ZURICH Swiss chocolate makers Lindt & Spruengli and Barry Callebaut today are posting strong sales figures as both benefit from a growing taste for premium-quality products.

Full-year sales at Lindt & Spruengli, whose products include Lindor pralines and gold-wrapped Easter bunnies, are expected to rise 14 percent to $2.68 billion, thanks to buoyant demand in the United States and Britain. The group has benefited from increased consumer spending on indulgence foods and has tapped into a growing appetite for premium and dark chocolate, noting strong demand for its Creation 70 Percent and Excellence products.

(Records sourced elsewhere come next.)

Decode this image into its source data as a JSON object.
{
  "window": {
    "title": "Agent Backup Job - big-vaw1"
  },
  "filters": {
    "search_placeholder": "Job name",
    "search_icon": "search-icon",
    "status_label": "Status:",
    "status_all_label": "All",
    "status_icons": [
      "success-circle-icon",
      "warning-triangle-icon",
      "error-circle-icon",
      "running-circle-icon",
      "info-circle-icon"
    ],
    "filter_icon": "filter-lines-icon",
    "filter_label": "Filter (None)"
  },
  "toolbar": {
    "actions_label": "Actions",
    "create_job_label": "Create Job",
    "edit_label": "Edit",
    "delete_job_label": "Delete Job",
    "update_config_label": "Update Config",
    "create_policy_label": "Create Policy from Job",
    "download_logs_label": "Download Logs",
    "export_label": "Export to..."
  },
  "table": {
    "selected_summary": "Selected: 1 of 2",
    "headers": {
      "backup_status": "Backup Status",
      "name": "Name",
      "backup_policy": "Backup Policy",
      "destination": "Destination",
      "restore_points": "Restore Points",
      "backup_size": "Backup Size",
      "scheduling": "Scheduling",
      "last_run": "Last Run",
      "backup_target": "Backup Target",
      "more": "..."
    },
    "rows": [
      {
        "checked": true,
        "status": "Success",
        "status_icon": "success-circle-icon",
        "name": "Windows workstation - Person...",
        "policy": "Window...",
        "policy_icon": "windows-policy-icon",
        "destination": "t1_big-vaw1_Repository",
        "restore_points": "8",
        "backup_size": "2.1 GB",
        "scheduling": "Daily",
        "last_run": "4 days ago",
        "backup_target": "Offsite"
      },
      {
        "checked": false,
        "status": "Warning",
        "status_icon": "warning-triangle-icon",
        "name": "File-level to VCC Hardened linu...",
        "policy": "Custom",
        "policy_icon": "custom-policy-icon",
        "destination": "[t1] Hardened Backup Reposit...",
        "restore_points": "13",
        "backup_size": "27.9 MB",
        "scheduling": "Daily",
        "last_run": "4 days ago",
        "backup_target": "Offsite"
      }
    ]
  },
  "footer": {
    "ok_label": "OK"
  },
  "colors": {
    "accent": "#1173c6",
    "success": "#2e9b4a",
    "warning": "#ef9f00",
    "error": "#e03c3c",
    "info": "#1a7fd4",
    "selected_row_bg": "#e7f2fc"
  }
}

Analysts expect the group’s sales figures to put a stop to the downward trend seen in its shares, which have lost some 15 percent this year amid fears the United States is heading toward a recession. The company said a U.S. slowdown would likely have only a limited impact on the chocolate market.

Meanwhile, shares in Barry Callebaut have shed only around 3.6 percent of the 42 percent gained in 2007 as investors appreciate the company’s clear business prospects. The world’s largest chocolate maker is expected to post an 8 percent rise in first-quarter sales to 1.34 billion francs, boosted by a trend among the largest food companies to outsource chocolate production as a result of soaring prices for ingredients. Barry Callebaut has won contracts from Nestle, Cadbury and Hershey Co. and the group has said this trend looks set to continue.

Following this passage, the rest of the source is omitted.